Mace sat up in bed, looked around the room with an unsteady gaze.
Beth handed her a cup of black coffee and sat next to her. “You okay?”
Mace drank some of the coffee and lay back against the head-board. “Yeah, I’m good.”
“You look a little out of it. Bad dream?”
Mace tensed. “Why? Did you hear anything?”
“No, just thought it was probably normal. Your subconscious probably thinks there are still bars on the doors and windows.”
“I’m fine. Thanks for the java.”
“Anytime.” Beth rose.
“Uh…”
Beth looked down at her. “Something on your mind?”
“I remember what a media circus it was when I went to prison. I was just wondering.”
“Why there wasn’t a media army camped outside on your return?”
“Yeah.”
“The easy answer is you’re old news. It’s been two years. And every day there’s some national or international crisis, big company collapsing, people getting blown up, or some psycho with automatic weapons and body armor gunning people down at the local mall. And since you’ve been away hundreds of newspapers have folded, existing ones have cut their staff in half, and the TV and radio folks usually chase stuff far more bizarre than you to get the big ratings. But just in case, I sort of pulled a reverse strategy on the media grunts.”
Mace sat up. “What do you mean?”
“I offered to make you available to them for a full interview. I guess they figured if it was that easy, why bother?”
“That’s pretty slick, Beth. Busy day today?”
“Nope, didn’t you hear? Last night all crime miraculously went away.”
Mace showered and changed and checked her hair, face, and clothes in the mirror. Then she got mad at herself for even doing this. No matter what she looked like, her mother would find something wrong with her appearance. And frankly, it would be easy pickings for the woman.
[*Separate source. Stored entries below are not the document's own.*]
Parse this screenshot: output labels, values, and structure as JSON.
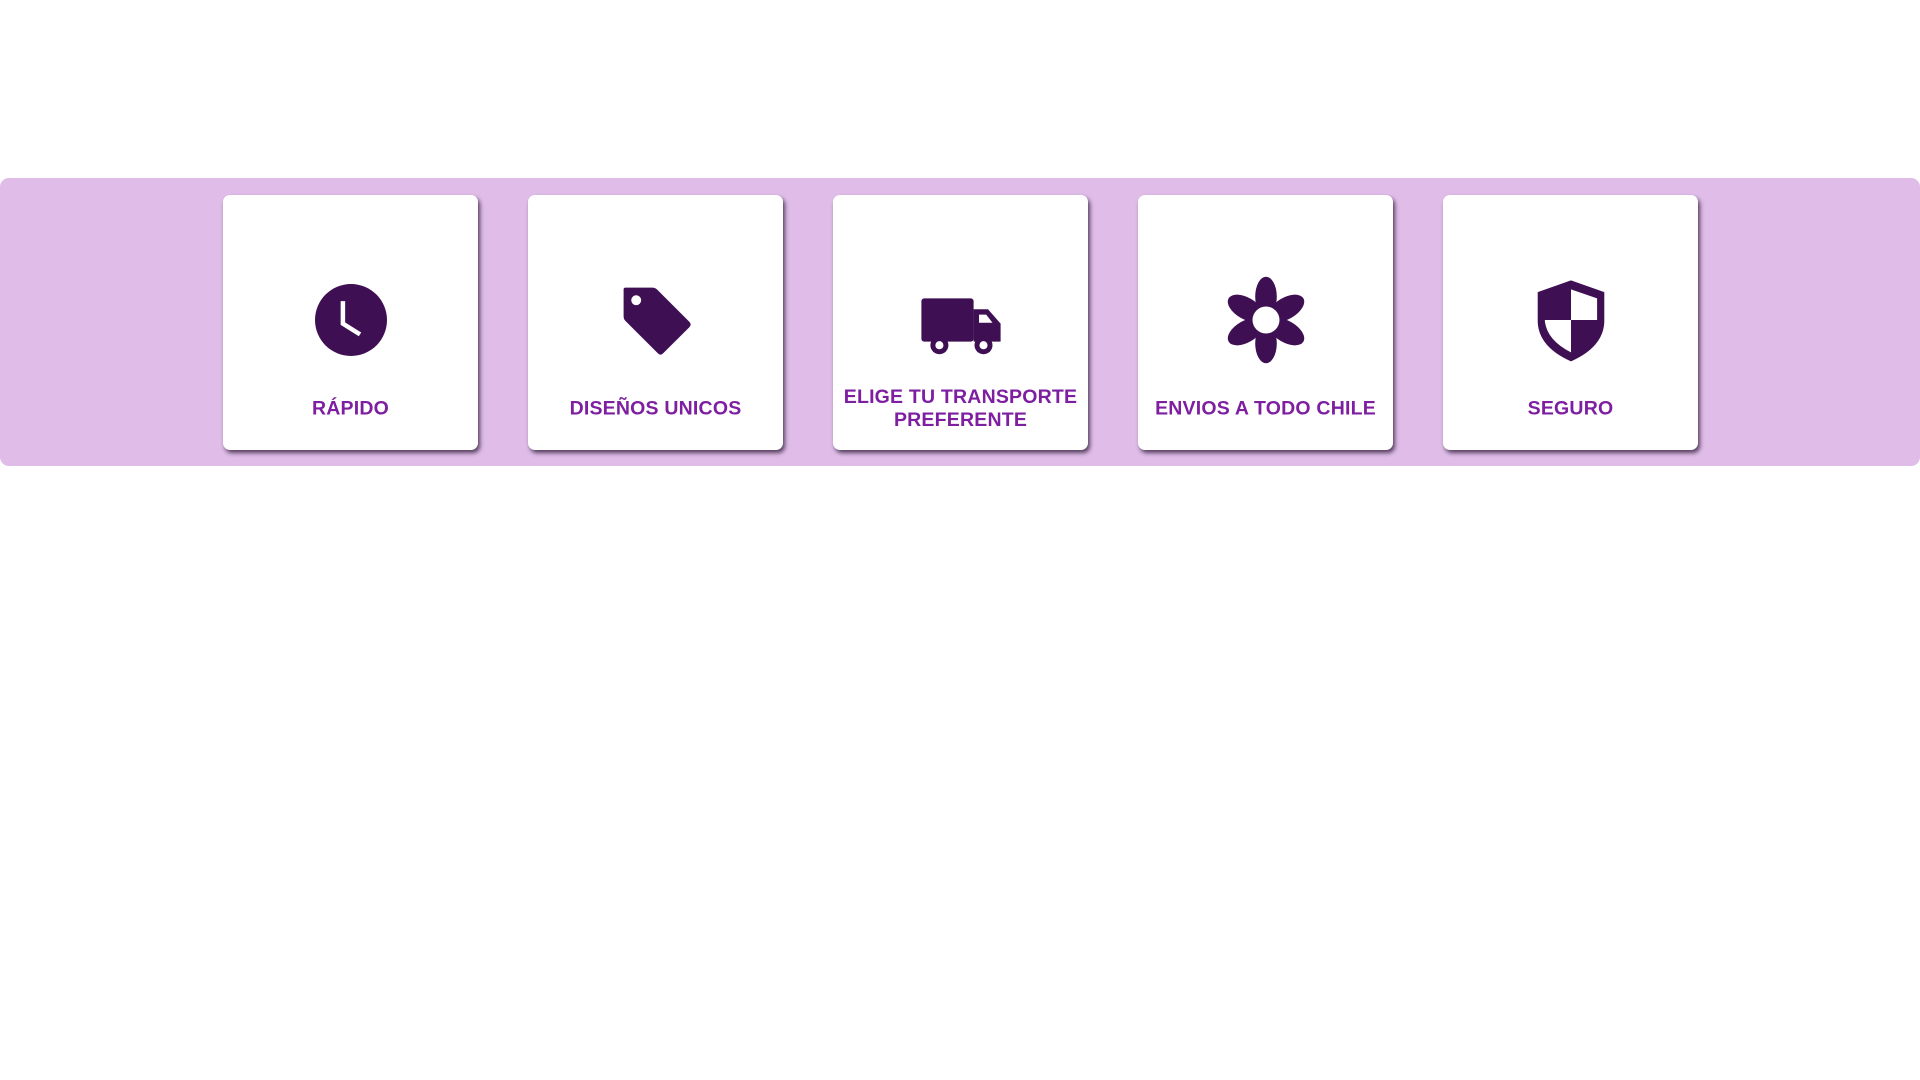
{
  "colors": {
    "band_background": "#dfbde8",
    "card_background": "#ffffff",
    "icon_color": "#3e0f52",
    "label_color": "#7d1fa0"
  },
  "features": [
    {
      "label": "RÁPIDO",
      "icon": "clock-icon"
    },
    {
      "label": "DISEÑOS UNICOS",
      "icon": "tag-icon"
    },
    {
      "label": "ELIGE TU TRANSPORTE PREFERENTE",
      "icon": "truck-icon"
    },
    {
      "label": "ENVIOS A TODO CHILE",
      "icon": "flower-icon"
    },
    {
      "label": "SEGURO",
      "icon": "shield-icon"
    }
  ]
}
Minutes later she fired up the Ducati. Immediately, Blind Man started howling from behind the door. She smiled and revved the gas. Soon she was heading due west, left D.C. proper, and entered Virginia over Memorial Bridge. As she cut in and out of traffic, Mace started to think about the upcoming encounter with the woman who had given birth to her over three decades ago.
Part of her would take prison again over that.